No sé si fue la prisa de volver al hotel para el vino caliente con especias,
no sé si fue el miedo, si fue algún grupo de adolescentes,
pero os aseguro que de repente comenzamos a oír, viniendo del fondo
del agua dulce una voz que repetía, lenta como si cantase:
Please, come and save me
Please, come and save me.
Yo hubiera esperado cualquier cosa de aquel viaje, lo esperaba todo de aquel amor,
todo menos oír aquello de la boca de un monstruo.
Era muy joven.
Me ocurrió después algunas veces más.
WEMBLEY PARK
Al contrario de los ingleses, yo no tenía el hábito de leer
en el metro. Acaba de llegar de una ciudad limpia y agradable
con muchos portugueses y (como mucho) tres africanos, cuatro o cinco indios,
diez chinos. Me parecía entonces que leer no era la actividad más interesante
del metro de Londres.
El hombre que se sentó frente a mí era (como mucho) inglés.

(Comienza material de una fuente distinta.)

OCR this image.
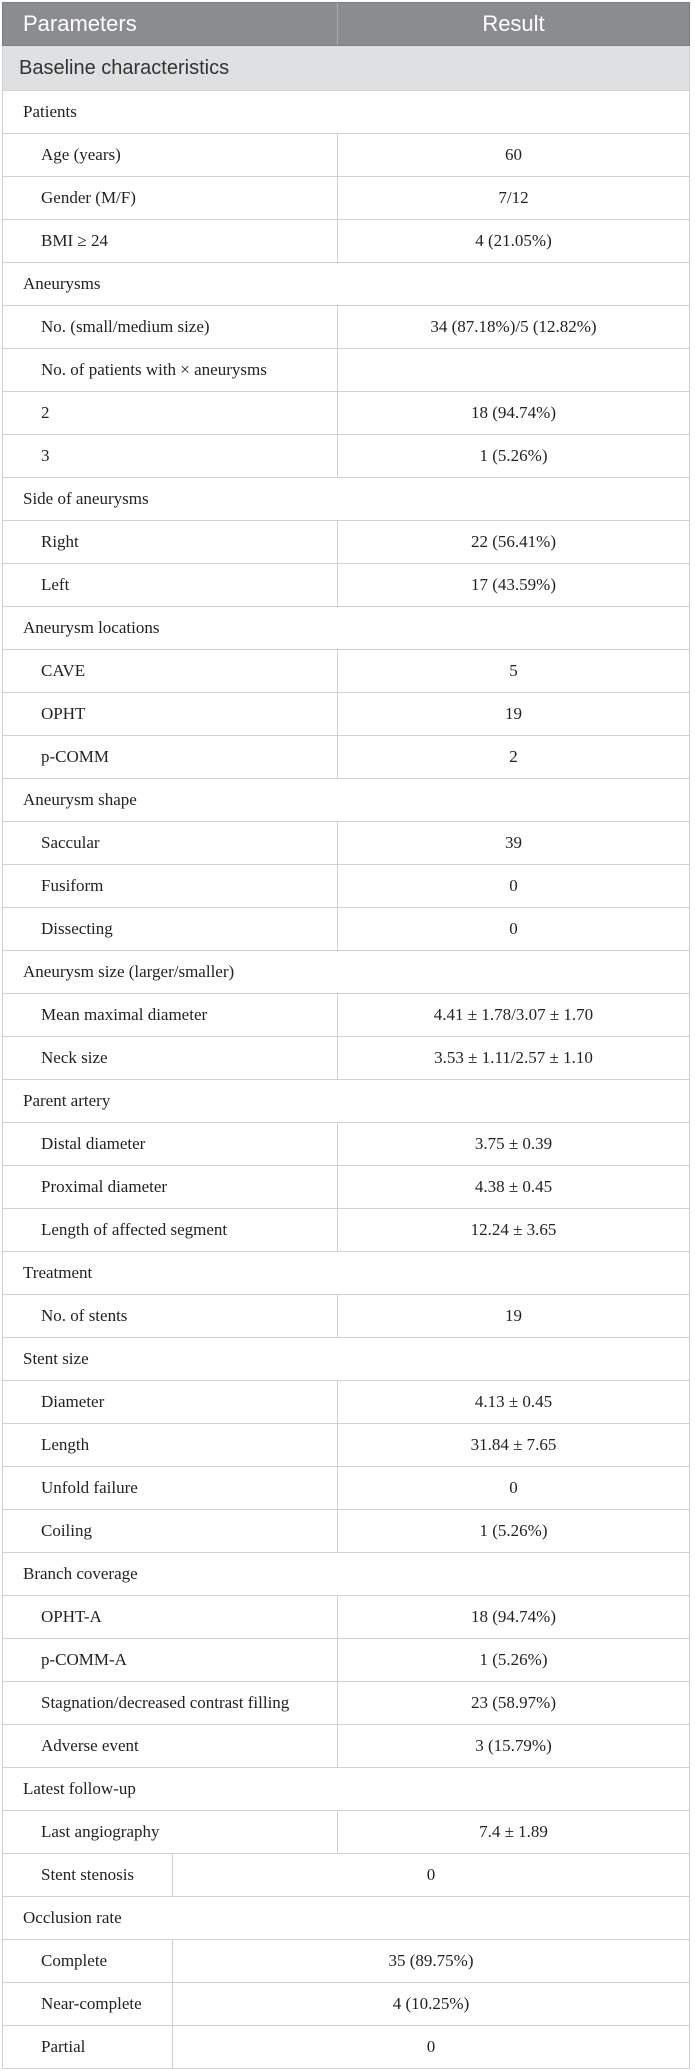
Parameters	Result
Baseline characteristics
Patients
Age (years)	60
Gender (M/F)	7/12
BMI ≥ 24	4 (21.05%)
Aneurysms
No. (small/medium size)	34 (87.18%)/5 (12.82%)
No. of patients with × aneurysms
2	18 (94.74%)
3	1 (5.26%)
Side of aneurysms
Right	22 (56.41%)
Left	17 (43.59%)
Aneurysm locations
CAVE	5
OPHT	19
p-COMM	2
Aneurysm shape
Saccular	39
Fusiform	0
Dissecting	0
Aneurysm size (larger/smaller)
Mean maximal diameter	4.41 ± 1.78/3.07 ± 1.70
Neck size	3.53 ± 1.11/2.57 ± 1.10
Parent artery
Distal diameter	3.75 ± 0.39
Proximal diameter	4.38 ± 0.45
Length of affected segment	12.24 ± 3.65
Treatment
No. of stents	19
Stent size
Diameter	4.13 ± 0.45
Length	31.84 ± 7.65
Unfold failure	0
Coiling	1 (5.26%)
Branch coverage
OPHT-A	18 (94.74%)
p-COMM-A	1 (5.26%)
Stagnation/decreased contrast filling	23 (58.97%)
Adverse event	3 (15.79%)
Latest follow-up
Last angiography	7.4 ± 1.89
Stent stenosis	0
Occlusion rate
Complete	35 (89.75%)
Near-complete	4 (10.25%)
Partial	0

Quizás para no avergonzar a la única portuguesa del vagón, por solidaridad,
abrió la mochila y, en vez de un libro, sacó una manzana.

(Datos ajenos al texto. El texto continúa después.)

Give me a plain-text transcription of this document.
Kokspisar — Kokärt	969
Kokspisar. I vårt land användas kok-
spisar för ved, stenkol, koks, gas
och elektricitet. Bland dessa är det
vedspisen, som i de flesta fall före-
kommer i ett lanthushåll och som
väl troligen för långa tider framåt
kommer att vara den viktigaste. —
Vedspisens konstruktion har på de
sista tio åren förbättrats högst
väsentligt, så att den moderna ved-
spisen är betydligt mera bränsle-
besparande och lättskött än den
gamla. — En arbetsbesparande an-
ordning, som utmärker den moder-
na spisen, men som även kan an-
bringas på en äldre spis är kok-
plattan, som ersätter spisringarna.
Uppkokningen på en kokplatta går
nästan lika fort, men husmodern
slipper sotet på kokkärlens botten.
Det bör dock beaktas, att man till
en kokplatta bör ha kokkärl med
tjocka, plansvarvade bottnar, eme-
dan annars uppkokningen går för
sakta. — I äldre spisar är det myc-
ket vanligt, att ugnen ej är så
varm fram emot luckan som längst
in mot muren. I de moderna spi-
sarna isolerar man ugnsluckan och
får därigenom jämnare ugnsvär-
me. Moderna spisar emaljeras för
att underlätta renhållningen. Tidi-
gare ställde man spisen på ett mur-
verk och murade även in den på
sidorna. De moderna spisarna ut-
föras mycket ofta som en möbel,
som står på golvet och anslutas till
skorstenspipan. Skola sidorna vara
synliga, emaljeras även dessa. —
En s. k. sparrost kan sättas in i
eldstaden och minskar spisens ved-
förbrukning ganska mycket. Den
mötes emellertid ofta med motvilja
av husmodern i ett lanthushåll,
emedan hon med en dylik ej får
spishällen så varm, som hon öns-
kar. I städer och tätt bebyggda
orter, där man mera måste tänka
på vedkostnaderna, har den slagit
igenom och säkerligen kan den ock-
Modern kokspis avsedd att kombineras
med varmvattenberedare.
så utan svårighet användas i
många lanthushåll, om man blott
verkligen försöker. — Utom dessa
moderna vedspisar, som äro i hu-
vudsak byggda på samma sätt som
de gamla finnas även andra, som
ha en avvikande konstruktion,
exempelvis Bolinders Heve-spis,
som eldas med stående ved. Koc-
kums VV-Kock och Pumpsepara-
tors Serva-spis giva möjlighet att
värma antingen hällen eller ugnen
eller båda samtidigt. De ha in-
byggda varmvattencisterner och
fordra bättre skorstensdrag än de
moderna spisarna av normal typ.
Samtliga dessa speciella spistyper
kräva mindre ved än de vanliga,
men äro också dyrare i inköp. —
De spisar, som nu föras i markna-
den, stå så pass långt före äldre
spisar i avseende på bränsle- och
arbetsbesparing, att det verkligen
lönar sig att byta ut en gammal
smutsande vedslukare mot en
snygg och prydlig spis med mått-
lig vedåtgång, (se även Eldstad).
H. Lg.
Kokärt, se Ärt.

El hombre era enorme y traía a las espaldas una voluminosa mochila infantil.
El hombre era enorme pero tan infantil, tan generoso, tan puro a mis dieciocho años.
Primero, me preguntó que se quería darle un mordisco a su manzana.
Que no, muchas gracias.
Después, me preguntó que si quería apoyar la cabeza en su hombro.
Que no, muchas gracias.
A continuación, se levantó con esa gentileza propia de las capitales y, quizás porque yo insistía en no leer,
quizás porque yo era la única que le miraba, me extendió la mano
como para despedirse y, agarrándola, comenzó a empujarme hacia la puerta
mientras decía en voz baja y (como mucho) perversa:
Ven comigo, que te pago
Ven conmigo, que te pago
Ven conmigo, que te pago
No grité. Me dio vergüenza gritar. Me dio vergüenza que fuese malo.
El hombre, agarrado aún a mi mano, iba mirando hacia mí y hacia la puerta abierta
como quien decidía si llevarme o dejarme estar.
Que no, muchas gracias
Que no, muchas gracias
Que no, muchas gracias
Las personas, incluso las buenas, se repiten tanto.